3. Other Natural Supplements
– Melatonin is a hormone produced by a gland in the brain. This important hormone is what controls your normal sleep patterns and its production is controlled somewhat by sunlight. You may have experienced this in the winter months when the sun goes down early and cause your energy levels to plummet. High levels of melatonin will help you get some rest and you can gain a boost by taking it in supplement form. Because it is a hormone, pregnant women and children should refrain from taking this supplement. It may change blood pressure levels, so speak to your doctor before trying it out.
– L-theanine is a handy amino acid found in green tea. Although green tea isn’t often thought of as a sleep aid due to it’s caffeine content, a cup of the decaffeinated beverage a few hours before bed can help to calm your system. The pure supplement is also a good way to get a natural, before-bed boost.
– Magnesium deprivation can cause restlessness and will make it hard to get a good night’s sleep. Throughout the day, munch on some magnesium-heavy food like leafy greens, pumpkin seeds, and almonds. For a more powerful boost, a magnesium supplement may be helpful, however be sure to check with your doctor as it is a powerful substance and could negatively impact some health issues.
4. Epsom Salts
A great way to get a magnesium boost without the supplements is to take an epsom salt bath. This old, trusty remedy is great for soothing tired muscles and relieving tension in the body. Get some warm water running and add a few cups of epsom crystals. The whole practice will have a soothing effect on your body and mind.
5. Natural, Breathable Linens
One of the best ways to settle in for the night is to make every effort to get your body comfortable. Your skin needs to breathe and the temperature of your environment needs to stay low. Invest in some quality pajamas and linens to keep yourself cool, comfy, and rested.

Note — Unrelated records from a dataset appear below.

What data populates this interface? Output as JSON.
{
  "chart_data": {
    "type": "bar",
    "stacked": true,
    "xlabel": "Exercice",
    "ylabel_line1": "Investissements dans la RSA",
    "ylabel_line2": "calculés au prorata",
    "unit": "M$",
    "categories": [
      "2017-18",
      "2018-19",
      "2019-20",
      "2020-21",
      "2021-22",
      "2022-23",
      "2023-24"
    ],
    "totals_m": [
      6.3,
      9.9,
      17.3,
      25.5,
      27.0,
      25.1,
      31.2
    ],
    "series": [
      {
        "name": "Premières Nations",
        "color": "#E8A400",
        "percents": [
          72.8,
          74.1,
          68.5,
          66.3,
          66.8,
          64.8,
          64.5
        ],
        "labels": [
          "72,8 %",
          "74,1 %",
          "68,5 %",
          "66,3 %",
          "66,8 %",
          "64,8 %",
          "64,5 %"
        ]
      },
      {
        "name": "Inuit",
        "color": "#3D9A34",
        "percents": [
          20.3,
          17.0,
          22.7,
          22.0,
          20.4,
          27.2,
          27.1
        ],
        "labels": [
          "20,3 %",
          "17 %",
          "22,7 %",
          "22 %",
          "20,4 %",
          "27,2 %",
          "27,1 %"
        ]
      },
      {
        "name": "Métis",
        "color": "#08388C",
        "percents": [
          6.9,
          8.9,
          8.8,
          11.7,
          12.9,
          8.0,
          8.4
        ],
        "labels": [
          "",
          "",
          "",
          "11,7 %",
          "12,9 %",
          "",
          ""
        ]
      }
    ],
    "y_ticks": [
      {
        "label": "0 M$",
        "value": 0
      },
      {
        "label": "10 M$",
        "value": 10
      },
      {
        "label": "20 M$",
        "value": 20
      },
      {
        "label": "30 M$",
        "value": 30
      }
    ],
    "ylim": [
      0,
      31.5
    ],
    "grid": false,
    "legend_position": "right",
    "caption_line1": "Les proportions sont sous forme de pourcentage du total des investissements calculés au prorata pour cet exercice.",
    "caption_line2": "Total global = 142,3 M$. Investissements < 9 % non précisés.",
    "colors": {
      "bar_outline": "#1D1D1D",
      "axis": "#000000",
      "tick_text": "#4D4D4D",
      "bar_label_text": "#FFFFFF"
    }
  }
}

Problems with sleep can sometimes be an indication of anxiety, depression, or other disorders, so if sleeplessness persists, contact your doctor. Changes in your routine can help to get yourself ready for a deep sleep. Avoid your computer, tv, or other screens before bed. Journaling can help you ease a troubled mind as well as doing some yoga poses especially aimed at relaxation like Child’s Pose or Supine Twists.